Sunday, April 02, 2006

You Know What's Cool?

I'll tell you what's cool. Me, CalvinPitt, but all the laydees know that already, that's right. At the opposing end of the coolness electromagnetic spectrum is that Iron Spidey outfit. It's such an obvious and blatant ripoff of the remarkably far-sighted Spider Armor from Web of Spider-Man #100. Peter Parker needs to bring a lawsuit against Tony Stark for stealing his ideas, and. . .

CALVINPITT: It's over you know.

OTHER CALVIN: Huh?

CALVIN: The whole "opposite" thing. That was yesterday. Everyone's already moved on. God Un-CalvinPitt, why are you always late?

UN-CALVIN: Uh, because I'm the un-you? You're always early, so I'm always late.

CALVIN: But I'm only thirty minutes early! You're twelve HOURS late! TWELVE HOURS! It's a disproportionate response, do you hear me? DISPROPORTIONATE!!

UN-CALVIN: Sorry man, I was up late with Tom Cruise. Got to take of care of the laydees, you know? Not my fault you've got no life.

CALVIN: That's it!

Calvin pulls out a kendo stick and swings at Un-Calvin. Utilizing years of martial arts training, Un-Calvin dodges and counters with a snap roundhouse kick upside Calvin's head. Calvin drops the kendo stick. It hits the ground, bounces diagonally, and nails Un-Calvin in the nuts. Cursing loudly about how "this will ruin his weekly Hot-Tub Night", Un-Calvin picks up the kendo stick and hits Calvin roughly a half dozen times.

CALVIN: Ow, damn it! That hurt you buttlicker! Panda Squad, attack!

UN-CALVIN: Oh please, not your imaginary squad of trenchcoat-wearing, kendo-stick, wielding panda warriors.

Calvin smiles as a shadow descends over Un-Calvin's head.

CALVIN: No, the Warthog-driving band of drunken college acquaintances from Halo, ass#$%&!

PANDA SQUAD: YEE-HAW! Splat!

PANDA MEAT: Dude, you need to learn how to fight.

Why yes, I am entirely too pleased with my own creativity. Why do you ask?

Yeah, I know, the bit is a day late and a dollar short, but none of the other people gave you a climactic battle, wherein they overthrow their evil doppelgangers.

In that vein, I have to ask, why did the Spider-Doppelganger hang around so long? He showed up as part of that horrible Infinity War (seriously, Marvel really overused the words "maximum" and "infinity" in the '90s) along with dozens of other evil versions of heroes, all of which were designed to destroy the originals. Of course they failed.

Now if it were me, I would have sent the evil versions after different heroes. Send evil, extra-violent Hulk after Captain America, or Iron Man. I guess Marvel figured they'd used that strategy for Acts of Vengeance so it couldn't be used again, even though it wouldn't have been a bad plan.

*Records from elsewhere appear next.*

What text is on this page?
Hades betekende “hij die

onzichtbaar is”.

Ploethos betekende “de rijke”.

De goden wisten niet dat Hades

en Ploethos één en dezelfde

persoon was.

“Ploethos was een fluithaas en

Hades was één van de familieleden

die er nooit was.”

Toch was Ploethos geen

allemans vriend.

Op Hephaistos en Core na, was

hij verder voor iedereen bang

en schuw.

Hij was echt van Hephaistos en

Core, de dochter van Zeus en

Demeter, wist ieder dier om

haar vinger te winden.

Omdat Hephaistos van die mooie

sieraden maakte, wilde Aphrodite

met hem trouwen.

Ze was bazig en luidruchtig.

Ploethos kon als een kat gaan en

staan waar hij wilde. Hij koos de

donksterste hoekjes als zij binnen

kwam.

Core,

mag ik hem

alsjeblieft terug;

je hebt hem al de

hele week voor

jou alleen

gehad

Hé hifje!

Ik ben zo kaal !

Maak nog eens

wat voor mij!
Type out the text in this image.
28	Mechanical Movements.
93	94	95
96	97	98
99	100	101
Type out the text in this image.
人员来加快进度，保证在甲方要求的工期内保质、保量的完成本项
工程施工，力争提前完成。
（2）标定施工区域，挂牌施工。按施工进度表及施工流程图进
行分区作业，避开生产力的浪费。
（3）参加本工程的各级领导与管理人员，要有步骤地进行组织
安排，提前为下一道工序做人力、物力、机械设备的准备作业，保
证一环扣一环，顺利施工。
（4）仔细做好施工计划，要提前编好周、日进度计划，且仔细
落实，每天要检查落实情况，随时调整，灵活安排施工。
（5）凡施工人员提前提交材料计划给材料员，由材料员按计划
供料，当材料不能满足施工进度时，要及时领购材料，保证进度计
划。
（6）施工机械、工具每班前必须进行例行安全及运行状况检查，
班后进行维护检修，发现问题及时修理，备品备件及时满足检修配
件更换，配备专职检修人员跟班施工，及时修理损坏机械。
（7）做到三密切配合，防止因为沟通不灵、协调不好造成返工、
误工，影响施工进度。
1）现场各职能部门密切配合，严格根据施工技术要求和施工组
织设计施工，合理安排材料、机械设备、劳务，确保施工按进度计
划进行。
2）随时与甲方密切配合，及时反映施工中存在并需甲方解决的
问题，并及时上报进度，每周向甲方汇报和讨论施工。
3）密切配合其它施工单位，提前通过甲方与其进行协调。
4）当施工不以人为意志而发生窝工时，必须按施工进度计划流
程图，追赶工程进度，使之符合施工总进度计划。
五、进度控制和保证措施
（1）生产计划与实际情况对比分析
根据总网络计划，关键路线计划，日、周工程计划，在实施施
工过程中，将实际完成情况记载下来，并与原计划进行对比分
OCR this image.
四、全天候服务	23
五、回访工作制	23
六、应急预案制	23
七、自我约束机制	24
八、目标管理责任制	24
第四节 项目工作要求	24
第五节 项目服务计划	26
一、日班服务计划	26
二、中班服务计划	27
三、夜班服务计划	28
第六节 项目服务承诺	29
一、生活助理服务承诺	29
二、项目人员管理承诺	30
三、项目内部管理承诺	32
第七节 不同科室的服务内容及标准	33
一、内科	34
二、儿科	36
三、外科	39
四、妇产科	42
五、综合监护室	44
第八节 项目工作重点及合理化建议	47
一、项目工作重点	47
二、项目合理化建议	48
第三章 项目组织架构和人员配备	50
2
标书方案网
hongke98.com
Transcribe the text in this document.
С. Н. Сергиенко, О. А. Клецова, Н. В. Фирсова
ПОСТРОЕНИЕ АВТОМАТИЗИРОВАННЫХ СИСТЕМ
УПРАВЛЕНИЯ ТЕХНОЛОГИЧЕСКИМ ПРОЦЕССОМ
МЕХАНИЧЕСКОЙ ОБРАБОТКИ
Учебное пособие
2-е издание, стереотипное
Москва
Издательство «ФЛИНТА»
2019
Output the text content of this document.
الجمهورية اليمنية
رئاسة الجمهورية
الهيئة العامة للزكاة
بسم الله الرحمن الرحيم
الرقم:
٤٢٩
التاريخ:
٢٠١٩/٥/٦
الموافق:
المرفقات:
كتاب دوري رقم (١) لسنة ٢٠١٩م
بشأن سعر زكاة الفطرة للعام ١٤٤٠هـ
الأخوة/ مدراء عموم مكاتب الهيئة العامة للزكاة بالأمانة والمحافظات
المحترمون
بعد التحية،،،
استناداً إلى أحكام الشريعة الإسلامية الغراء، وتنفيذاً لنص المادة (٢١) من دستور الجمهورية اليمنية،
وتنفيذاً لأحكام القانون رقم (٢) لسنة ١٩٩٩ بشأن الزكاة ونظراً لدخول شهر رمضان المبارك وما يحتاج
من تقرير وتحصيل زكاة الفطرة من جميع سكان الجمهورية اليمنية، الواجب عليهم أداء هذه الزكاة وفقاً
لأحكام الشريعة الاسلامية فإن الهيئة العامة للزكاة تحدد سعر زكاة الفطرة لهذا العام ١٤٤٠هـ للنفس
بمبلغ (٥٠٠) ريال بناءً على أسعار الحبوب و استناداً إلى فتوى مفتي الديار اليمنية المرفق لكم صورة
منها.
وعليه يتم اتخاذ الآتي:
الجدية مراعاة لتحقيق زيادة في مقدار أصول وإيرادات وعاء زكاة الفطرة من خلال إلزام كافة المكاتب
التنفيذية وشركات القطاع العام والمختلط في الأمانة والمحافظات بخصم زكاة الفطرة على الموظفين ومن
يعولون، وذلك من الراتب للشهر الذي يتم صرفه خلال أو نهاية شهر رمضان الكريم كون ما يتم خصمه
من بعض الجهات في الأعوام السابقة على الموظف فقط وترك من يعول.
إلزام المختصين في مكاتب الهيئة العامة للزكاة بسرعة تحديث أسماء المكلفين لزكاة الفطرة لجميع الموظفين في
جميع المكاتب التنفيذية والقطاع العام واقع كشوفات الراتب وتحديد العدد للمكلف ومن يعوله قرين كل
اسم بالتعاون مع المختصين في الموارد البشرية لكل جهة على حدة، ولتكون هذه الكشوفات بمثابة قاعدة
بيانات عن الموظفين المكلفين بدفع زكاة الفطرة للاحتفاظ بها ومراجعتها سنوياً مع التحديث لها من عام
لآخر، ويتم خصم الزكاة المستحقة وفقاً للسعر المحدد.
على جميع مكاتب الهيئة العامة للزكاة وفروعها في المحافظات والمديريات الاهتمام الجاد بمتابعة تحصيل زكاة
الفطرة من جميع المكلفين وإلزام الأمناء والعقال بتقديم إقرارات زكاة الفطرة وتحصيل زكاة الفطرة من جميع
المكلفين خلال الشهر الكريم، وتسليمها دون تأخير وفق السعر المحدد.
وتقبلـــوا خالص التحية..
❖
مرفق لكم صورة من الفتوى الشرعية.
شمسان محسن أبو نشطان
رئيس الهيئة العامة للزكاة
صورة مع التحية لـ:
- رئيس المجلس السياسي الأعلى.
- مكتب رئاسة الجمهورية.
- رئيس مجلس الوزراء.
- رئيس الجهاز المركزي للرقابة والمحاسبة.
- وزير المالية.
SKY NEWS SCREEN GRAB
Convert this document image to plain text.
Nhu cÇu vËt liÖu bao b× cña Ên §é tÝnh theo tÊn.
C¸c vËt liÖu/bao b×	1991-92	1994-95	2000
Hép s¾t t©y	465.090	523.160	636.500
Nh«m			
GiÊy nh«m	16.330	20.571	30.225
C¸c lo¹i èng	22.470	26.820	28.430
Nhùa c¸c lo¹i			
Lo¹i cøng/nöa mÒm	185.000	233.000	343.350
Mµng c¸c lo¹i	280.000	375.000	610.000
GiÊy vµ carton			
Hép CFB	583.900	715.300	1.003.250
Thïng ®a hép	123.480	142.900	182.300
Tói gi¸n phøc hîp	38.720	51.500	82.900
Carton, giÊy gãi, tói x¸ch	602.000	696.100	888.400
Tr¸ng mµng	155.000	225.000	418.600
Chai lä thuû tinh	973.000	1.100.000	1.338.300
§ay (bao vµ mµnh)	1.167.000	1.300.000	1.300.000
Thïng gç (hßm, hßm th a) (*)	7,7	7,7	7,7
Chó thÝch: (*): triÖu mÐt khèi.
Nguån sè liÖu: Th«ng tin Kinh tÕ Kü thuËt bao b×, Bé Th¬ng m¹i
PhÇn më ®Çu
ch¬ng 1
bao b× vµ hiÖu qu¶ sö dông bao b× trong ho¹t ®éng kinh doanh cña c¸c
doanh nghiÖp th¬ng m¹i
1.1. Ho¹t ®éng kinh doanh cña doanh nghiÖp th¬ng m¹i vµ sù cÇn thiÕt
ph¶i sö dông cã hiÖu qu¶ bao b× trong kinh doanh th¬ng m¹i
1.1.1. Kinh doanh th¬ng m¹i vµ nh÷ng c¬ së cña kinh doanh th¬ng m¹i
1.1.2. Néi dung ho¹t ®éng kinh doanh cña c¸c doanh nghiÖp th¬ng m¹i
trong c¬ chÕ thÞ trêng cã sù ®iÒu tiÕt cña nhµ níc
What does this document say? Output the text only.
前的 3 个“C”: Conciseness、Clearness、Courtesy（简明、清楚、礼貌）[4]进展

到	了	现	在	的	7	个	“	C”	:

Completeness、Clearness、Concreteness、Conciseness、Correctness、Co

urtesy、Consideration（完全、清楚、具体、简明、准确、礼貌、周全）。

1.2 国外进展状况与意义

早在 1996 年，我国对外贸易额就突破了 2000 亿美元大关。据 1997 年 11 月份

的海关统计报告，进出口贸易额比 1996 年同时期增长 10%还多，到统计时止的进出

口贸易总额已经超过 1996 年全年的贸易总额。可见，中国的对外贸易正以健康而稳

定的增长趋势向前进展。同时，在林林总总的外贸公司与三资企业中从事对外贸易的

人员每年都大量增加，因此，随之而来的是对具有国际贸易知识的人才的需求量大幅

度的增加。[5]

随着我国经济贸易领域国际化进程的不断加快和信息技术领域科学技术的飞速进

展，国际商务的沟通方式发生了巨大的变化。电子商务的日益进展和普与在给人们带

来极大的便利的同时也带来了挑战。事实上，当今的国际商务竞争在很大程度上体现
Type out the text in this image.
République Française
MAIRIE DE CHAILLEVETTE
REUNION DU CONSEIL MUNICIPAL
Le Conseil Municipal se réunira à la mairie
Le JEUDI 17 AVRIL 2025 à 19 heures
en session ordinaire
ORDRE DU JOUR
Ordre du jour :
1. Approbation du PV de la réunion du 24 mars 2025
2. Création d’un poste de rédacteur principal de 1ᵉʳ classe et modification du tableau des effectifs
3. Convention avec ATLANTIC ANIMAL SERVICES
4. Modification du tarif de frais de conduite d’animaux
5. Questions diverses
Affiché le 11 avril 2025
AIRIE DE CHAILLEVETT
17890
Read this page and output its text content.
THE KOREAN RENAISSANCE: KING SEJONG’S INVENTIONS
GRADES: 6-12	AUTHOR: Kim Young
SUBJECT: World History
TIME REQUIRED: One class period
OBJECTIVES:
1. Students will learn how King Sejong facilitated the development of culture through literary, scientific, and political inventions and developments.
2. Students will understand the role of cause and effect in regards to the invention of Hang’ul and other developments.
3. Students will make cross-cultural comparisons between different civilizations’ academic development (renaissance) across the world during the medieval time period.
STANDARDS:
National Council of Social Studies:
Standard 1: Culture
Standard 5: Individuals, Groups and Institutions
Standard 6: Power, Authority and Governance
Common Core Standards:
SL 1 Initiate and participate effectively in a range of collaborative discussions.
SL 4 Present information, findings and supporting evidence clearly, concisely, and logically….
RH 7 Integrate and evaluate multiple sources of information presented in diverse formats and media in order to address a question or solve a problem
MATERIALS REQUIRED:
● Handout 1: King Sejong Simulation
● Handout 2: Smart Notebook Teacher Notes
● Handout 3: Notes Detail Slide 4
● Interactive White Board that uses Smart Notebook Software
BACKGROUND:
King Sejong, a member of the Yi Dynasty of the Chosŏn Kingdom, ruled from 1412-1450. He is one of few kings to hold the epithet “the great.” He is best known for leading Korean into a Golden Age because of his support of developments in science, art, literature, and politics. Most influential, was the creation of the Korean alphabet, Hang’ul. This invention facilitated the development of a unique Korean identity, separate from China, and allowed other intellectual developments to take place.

Anyway, the heroes defeat Magus, and his doppelgangers vanish. Except Spidey's, because Demogoblin somehow kept him around. First off, I can't figure how some lameass demon has enough power to continue what was started by a guy that had Thanos acting subservient. More importantly, why the hell did we need to keep him around? They already had Venom, Carnage, and five other symbiotes by the time Venom got his own mini-series. Do we really need yet another dark opposite of Spider-Man? Especially one with no personality of his own, that is merely a beast, which was somehow kept in check by Shriek?

Marvel basically even admitted to his redundancy, when Stupid Spider-Man Opposite #7, Carnage killed him in, ugh, Maximum Carnage. At least one good thing came out of that mess.
Who's your least favorite generic evil opposite?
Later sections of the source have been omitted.